Risque zéro, Olga Lossky, Denoël, 2019...,

Milieu du XXI° siècle, l’informatique est au cœur de tout. Le système Providence régit la vie de ses adhérents : sécurité, santé, régime alimentaire, … Victorien Carmini est l’un des concepteurs de ce projet dont le point d’orgue est la plume d’ange, puce sous-cutanée qui, à chaque instant de la vie des implantés, donne leur état de santé, les risques, et les dirige vers la clinique privée la plus proche lorsqu'elle le juge nécessaire. Agnès Carmini, la femme de Victorien, anesthésiste,  a décidé de travailler dans l’hôpital public, soigner ceux qui n’ont pas accès à Providence. Un soir, une urgence, une adhérente de Providence, accidentée tout prêt de l’hôpital. Elle décède des suites de ses blessures et bientôt Agnès est accusée de négligence, mise en garde à vue puis relâchée dans l’attente de son procès. 

Un roman qui pousse jusqu'au bout l'ambiance actuelle du risque zéro, du parapluie ouvert dès qu'une goutte tombe, de ce que l'on a un temps appelé le principe de précaution, de peur de prendre des risques. On peut rêver d'un monde aseptisé dans lequel tout est calculé pesé, géré par des algorithmes, on peut imaginer qu'il nous débarrassera de toutes les tâches rébarbatives qui seront déléguées à des robots, c'est ce monde que décrit Olga Lossky. Qu'elle oppose à celui qui ose encore, qui parie sur l'humain plus que sur la technologie. D'aucun pourrait lui reprocher un certain manichéisme, sauf qu'elle fait bien ressentir le dilemme de ses personnages, Agnès en tête, qui se pose beaucoup de questions et pense aussi à la sécurité de ses enfants. Ceux qui ont refusé Providence, comme Horace le centenaire bougon ne le regrettent pas et n'en rêvent pas secrètement. Providence ne me fait pas rêver mais les bondieuseries des grands-parents d'Agnès réfractaires au système, encore moins. Tout monde a ses avantages et ses inconvénients.

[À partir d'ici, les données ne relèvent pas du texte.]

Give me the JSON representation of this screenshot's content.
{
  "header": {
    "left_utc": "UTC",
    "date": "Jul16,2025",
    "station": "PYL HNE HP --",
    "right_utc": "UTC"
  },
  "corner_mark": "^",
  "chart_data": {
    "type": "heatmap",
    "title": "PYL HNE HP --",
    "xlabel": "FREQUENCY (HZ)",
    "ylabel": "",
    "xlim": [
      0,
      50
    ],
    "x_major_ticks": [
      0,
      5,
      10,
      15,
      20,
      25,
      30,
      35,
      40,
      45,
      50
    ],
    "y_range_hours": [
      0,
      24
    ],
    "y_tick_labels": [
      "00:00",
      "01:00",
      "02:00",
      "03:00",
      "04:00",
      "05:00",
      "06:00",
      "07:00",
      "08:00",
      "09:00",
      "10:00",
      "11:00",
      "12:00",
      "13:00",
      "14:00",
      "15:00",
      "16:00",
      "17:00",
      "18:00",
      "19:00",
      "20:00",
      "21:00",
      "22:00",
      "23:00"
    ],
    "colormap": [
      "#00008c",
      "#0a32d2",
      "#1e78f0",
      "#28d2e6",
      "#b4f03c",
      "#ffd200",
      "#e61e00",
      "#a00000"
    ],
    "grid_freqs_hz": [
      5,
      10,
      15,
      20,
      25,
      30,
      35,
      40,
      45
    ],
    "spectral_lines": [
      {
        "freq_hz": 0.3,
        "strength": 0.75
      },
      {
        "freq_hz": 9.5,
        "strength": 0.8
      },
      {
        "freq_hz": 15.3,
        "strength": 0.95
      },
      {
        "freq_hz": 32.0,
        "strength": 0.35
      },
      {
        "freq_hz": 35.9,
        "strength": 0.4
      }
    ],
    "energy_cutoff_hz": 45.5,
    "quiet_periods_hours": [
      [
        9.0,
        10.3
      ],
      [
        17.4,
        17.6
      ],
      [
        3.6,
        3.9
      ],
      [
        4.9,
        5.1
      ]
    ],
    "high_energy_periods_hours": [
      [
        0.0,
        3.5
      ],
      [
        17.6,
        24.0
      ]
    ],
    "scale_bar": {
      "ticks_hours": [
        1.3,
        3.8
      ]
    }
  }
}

Olga Lossky montre son héroïne qui, seule, dans la cellule de garde à vue, peut enfin réfléchir à sa vie et à ses relations avec autrui, biaisées par Providence. Elle a envie d'humanité : "Elle éprouvait de façon quasi physique ce lien d'humanité qui la reliait à ses semblables, malgré son isolement, et lui mettait le coeur en joie. Il avait fallu venir dans ce lieu improbable pour faire une telle découverte. Agnès aurait souhaité mettre un mot sur son expérience, mais cela échappait à toute définition." (p.125/126) C'est le coeur et tout l'intérêt du roman : la remise en question d'une femme au travers des évolutions techniques de nos sociétés qui la déshumanisent en y apportant des améliorations et avantages indéniables. Doit-on sacrifier l'humanité, les relations, l'entraide, tout ce qui fait que nous sommes des Hommes au profit d'une espérance de vie plus longue en très bonne santé, sécurisée, sans surprise (mauvaise il va sans dire, mais sans doute les bonnes aussi) ?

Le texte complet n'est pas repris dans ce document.